(586b) Analysis of Stress-Induced H2O2 Signaling Waveforms in Planta
AIChE Annual Meeting
2022
2022 Annual Meeting
Computing and Systems Technology Division
Applied Math for Biological Systems: Plants and Microbes
Thursday, November 17, 2022 - 8:19am to 8:38am
Decoding stress signaling in plants is critical for understanding various aspects of plant sciences, from pest resistance to secondary metabolite and phytohormone biosynthesis. As sessile organisms lacking mobile immune cells, plants adapt to their everchanging environments via rapid cell-to-cell signaling. Under abiotic and biotic stresses, one such rapid signaling mechanism occurs at the onset of stress via the autocatalytic production and diffusion of H2O2 in a cascade known as the H2O2 wave.
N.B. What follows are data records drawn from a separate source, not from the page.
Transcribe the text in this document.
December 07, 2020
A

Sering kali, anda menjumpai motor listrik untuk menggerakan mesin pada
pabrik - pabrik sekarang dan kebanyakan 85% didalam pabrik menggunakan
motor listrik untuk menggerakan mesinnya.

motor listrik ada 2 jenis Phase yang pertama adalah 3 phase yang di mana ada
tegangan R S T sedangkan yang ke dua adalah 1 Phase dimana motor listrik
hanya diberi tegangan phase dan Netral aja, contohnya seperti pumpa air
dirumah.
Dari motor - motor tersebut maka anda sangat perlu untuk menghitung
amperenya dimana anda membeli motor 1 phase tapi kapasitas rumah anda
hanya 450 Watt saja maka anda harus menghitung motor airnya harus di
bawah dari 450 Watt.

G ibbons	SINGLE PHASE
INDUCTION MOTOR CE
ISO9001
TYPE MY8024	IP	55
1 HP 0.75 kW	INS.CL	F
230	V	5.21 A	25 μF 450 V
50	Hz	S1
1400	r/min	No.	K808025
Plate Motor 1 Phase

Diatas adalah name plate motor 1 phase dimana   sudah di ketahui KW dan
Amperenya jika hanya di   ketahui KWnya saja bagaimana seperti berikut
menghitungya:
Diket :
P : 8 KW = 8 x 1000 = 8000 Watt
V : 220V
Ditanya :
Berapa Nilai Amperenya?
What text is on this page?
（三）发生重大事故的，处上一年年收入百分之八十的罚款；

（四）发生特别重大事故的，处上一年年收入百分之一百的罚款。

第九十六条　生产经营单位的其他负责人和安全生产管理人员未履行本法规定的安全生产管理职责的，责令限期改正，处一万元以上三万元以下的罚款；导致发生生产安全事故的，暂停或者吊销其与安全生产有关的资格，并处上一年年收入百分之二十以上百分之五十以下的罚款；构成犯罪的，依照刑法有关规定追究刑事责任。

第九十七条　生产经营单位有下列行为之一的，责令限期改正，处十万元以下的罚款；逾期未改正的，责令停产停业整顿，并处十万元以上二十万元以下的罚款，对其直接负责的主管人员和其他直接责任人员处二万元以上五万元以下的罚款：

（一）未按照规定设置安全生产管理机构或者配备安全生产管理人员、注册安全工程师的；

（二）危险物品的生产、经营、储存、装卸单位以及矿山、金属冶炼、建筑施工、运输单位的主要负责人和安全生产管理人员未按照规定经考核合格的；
Real-time spatiotemporal monitoring of the H2O2 wave generated after mechanical wounding in planta using single-walled carbon nanotube (SWNT) optical sensors has revealed a conserved traveling waveform across different plant species. Herein, we develop a quantitative theory describing the mechanical stress-induced H2O2 signaling waveform based on a soliton solution to the nonlinear reaction-diffusion process occurring within the plant. The spatial and temporal waveform is modeled by partial differential equations describing the autocatalytic production and Fickian diffusion of H2O2 followed by its first-order decay. We develop an approximate solution from a single-term logistic function ansatz using a traveling wave coordinate combining space and time to convert the model into a system of ordinary differential equations. The application of our theory to experimental data describes H2O2 production and degradation dynamics and links species-dependent dimensionless wave velocities to subtle changes in higher moments of the waveform. Notably, H2O2 waveforms generated from other stresses such as high light, high heat, and pathogen-associated molecular pattern (PAMP)-induced stresses appear to be distinct from the mechanical wound-induced waveform, suggesting that stress specificity may be encoded within the spatiotemporal dynamics of the H2O2 wave. Our theory should greatly advance the analysis of stress-induced H2O2 waveforms, aiding interpretation of encoded information within the H2O2 signal and its connections to concurrent and downstream signaling pathways.